Oh yeah, same thing, by that day we should be already running whatever else we choose, or we will likely go to Teams 😬
I did take a look at Jami now. It doesn't really win me over. If I choose them it looks like I will have to completely validate everything myself. Given I will likely need a host server to make sure I don't run into any issues with their p2p network and their fairly small community forum, I don't see myself choosing them. Nextcloud really shapes up to be the best alternative
Less than 30? Self-host an Ejabberd server on an old desktop under some desk for private message & multiuser chats + Jitsi which handshakes over the same protocol as the chats, XMPP. If you need some unified UI for everyone & a bit of posts, Movim can also sit on top of the XMPP server. If need need some low-latency, low-resource audio chat, let folks idle in a Murmur server.
Matrix uses way too many resources & is way too slow/inefficient at the protocol level.
Zulip or Mattermost if you want basically a free (as in freedom) and open source alternative to Teams and slack But as you mention self-hosting isn't really an option it can become expensive.
Maybe a mix of Signal and Jitsi Meet (there is several public free instances) if you want a good balance between privacy, price and efficiency
Maybe look at the kSuite from Infomaniak it's not the best but might be a good balance too for your team.
If you didn't have the screen sharing requirement, I would suggest Mumble. It does everything else you want and the ease of install is like "apt get and edit a config file." The server configuration to get the rooms and privacy settings you want is a whole different story, it's the OPPOSITE of intuitive, but once you figure it out it's quite robust.

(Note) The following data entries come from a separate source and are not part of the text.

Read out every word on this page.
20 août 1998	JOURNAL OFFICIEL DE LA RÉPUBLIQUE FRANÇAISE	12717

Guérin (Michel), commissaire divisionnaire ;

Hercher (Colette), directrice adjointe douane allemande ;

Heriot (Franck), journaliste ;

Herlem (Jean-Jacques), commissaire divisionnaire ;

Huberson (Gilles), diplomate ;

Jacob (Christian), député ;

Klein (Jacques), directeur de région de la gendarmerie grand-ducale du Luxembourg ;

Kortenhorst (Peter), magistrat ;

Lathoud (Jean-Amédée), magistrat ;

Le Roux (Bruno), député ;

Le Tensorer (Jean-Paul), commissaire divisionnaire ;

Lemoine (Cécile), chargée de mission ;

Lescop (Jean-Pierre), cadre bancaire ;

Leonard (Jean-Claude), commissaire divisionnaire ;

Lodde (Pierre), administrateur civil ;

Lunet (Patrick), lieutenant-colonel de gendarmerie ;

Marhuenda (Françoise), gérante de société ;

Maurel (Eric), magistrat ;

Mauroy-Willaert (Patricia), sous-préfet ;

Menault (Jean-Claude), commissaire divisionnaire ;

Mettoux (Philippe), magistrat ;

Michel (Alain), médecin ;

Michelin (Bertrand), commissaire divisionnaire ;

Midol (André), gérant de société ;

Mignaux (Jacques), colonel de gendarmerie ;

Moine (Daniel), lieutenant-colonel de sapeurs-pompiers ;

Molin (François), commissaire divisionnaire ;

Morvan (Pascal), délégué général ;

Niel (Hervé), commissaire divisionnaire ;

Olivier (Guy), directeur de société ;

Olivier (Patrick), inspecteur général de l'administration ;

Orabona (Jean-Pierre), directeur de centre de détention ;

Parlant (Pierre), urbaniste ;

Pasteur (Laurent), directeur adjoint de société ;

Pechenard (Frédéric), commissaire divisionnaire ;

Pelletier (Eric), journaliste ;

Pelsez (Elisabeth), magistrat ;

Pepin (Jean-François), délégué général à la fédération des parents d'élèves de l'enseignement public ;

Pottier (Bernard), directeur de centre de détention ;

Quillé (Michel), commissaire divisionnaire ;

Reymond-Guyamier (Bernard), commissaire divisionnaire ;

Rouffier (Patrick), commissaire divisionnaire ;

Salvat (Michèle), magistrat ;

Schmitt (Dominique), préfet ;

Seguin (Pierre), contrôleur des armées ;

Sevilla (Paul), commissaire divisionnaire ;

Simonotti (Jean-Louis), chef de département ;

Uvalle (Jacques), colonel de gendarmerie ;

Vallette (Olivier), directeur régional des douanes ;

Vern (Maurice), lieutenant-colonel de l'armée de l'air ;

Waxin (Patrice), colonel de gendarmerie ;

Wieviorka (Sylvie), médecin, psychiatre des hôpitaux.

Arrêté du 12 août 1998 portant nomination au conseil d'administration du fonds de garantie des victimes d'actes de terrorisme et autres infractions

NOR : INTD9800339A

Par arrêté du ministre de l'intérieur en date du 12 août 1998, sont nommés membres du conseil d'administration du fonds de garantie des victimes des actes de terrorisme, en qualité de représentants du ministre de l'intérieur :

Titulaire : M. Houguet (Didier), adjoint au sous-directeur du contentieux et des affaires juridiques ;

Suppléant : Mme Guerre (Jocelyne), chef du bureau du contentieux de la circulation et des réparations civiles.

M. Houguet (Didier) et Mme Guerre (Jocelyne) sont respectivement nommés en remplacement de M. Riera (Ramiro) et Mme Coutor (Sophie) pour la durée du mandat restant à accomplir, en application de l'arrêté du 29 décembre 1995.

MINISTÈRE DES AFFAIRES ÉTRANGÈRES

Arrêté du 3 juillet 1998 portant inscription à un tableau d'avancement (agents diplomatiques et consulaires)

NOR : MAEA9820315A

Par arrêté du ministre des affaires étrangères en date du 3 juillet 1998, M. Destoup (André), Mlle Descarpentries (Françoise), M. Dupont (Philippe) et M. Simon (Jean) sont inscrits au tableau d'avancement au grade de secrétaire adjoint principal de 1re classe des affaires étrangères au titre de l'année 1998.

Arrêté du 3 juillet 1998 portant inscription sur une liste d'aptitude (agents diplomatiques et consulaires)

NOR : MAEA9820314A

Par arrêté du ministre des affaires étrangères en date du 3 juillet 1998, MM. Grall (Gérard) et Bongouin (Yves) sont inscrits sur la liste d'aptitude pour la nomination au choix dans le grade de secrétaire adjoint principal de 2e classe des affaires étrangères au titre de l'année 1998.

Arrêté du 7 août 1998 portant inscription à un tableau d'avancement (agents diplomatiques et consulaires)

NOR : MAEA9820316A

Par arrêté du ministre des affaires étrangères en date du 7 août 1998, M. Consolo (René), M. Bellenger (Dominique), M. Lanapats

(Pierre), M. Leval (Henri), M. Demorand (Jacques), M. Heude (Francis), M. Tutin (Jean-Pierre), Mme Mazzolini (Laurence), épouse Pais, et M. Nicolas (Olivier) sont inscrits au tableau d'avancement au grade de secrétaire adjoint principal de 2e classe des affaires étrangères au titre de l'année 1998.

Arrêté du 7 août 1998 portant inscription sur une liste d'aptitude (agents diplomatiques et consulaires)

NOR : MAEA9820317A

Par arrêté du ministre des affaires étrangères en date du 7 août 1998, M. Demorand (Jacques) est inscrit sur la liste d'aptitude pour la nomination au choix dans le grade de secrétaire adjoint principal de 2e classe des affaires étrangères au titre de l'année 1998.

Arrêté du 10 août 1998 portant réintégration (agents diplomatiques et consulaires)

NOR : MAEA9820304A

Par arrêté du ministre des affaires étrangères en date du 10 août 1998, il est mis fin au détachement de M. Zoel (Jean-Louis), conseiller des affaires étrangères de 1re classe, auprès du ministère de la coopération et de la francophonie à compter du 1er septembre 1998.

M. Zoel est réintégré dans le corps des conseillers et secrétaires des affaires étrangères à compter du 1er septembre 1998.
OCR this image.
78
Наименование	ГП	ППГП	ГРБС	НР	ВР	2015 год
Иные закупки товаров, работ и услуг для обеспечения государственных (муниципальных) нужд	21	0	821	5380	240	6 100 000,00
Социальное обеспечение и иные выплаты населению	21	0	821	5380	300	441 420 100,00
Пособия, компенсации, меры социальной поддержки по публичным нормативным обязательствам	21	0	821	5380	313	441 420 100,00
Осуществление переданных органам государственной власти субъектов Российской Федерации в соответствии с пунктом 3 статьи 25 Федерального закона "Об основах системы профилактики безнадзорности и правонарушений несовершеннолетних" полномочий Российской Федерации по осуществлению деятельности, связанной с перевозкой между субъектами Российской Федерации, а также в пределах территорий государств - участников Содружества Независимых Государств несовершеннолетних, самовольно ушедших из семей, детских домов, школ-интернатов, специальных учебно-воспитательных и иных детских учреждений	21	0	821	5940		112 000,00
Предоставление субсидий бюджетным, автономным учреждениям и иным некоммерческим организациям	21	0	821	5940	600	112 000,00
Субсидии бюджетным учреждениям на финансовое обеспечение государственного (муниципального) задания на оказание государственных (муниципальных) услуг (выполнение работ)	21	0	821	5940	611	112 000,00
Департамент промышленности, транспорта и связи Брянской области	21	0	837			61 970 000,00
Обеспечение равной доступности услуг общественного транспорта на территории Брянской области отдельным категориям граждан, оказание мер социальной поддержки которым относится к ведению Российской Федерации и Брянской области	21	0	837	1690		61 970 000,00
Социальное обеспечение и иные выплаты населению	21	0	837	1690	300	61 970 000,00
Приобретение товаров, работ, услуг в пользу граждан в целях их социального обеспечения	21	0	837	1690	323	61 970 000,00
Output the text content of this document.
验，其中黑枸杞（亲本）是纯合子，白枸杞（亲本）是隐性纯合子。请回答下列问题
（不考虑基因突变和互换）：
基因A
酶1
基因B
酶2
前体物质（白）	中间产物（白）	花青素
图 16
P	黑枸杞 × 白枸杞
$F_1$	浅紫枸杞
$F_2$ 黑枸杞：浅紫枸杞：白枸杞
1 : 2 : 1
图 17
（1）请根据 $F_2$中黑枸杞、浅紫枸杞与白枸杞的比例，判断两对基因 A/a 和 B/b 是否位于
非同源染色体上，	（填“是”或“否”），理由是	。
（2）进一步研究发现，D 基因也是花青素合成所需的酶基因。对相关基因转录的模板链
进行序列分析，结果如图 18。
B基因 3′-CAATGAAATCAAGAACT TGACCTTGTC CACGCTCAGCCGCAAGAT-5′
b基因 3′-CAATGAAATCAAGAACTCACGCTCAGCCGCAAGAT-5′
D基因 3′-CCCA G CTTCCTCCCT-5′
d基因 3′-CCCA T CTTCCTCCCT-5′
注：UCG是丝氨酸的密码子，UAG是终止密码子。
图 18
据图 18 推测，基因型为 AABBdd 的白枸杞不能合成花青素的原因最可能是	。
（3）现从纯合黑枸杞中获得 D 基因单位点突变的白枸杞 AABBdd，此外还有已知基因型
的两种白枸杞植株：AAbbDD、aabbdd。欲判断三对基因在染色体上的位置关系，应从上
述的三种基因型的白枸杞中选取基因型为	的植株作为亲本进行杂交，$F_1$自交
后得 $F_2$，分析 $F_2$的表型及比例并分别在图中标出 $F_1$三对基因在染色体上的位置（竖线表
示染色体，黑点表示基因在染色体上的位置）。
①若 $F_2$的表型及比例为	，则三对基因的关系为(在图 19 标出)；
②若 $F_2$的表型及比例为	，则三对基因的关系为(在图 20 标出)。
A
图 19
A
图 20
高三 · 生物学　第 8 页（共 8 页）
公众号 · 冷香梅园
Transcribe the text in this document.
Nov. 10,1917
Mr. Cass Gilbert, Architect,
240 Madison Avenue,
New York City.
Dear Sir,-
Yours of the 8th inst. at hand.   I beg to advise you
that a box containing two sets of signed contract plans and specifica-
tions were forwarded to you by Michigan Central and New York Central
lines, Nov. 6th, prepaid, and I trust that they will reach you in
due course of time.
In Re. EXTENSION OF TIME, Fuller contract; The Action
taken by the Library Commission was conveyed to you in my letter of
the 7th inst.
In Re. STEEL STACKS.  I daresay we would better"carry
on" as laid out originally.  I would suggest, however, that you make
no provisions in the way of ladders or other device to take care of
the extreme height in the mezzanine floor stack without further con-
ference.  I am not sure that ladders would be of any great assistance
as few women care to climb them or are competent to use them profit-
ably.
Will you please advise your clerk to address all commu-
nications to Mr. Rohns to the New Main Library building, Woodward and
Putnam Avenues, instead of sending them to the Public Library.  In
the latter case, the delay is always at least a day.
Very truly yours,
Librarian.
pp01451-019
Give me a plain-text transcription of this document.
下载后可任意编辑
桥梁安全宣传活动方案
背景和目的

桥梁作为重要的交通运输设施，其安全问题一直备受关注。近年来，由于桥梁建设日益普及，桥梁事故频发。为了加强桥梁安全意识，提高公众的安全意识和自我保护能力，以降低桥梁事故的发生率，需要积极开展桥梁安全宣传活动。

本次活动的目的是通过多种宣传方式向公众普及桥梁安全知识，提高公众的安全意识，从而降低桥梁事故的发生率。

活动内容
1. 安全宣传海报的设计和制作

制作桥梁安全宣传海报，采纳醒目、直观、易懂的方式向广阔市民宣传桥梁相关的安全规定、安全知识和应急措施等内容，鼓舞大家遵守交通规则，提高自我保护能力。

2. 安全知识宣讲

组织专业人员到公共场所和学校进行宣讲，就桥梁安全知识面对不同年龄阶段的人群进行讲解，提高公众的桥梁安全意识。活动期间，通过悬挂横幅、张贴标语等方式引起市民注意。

The right tool for the job as described is definitely Matrix, but it does take some advanced troubleshooting (in my experience) to get it working. Some folks I know say the Ansible playbook just works, but I've been part of three deployments and that's NEVER ONCE been my experience. Maybe the Ansible playbook "just works" if you've been using Ansible regularly for years and sometimes dream in yml. That's not me.
IMHO, when compared with the ease of install of Mumble (or even Lemmy), the difficulty on installing Matrix is somewhere in between a joke and something that should be a mild point of embarrassment to the dev team (who built a great tool, so I'm not out to shame them here).
But right now, we have a situation in America where activists and organizers BADLY need alternatives to third party hosted apps... and the team has built this great tool that only fairly hardcore sysadmin / devops folks can get working. The difficulty of installing / maintaining is the biggest obstacle to the immediate, swift and widespread adoption of Matrix by US activist groups. I should know.
Mumble is great for audio chat, but I would not wish its text chat on everyone. For an audio application it is light on your resources, but not good enough to leave on perpetually since it will keep checking the mics which makes it great for idling in when you want to audio chat, but not good if you don’t want that noise. I run & use my server regularly, but I log out when I need to focus or to save battery. I think it works better as an auxiliary place to chill or for meetings & is better paired with a different application for text chat & keeping on more or less always (where that other chat probably shouldn’t be Matrix—not just for installation but the resources required to run it). You will also get iOS folks crying there aren’t any great ports since it costs money to be on the Apple Store, FOSS doesn’t have deep pockets, & GPL is banned.
Matrix
I don't see privacy listed in your requirements so I'm not sure why you've posted here. Self hosting would be necessary for that in any case.
Teams would probably be the best option given your requirements. It does everything, and for the most part it just works. Sometimes it doesn't, but when that happens, you've got entire departments at Microsoft working to fix it, as opposed to when a local service you're at the mercy of the one guy who knows a bit about computers (or worse, his nephew).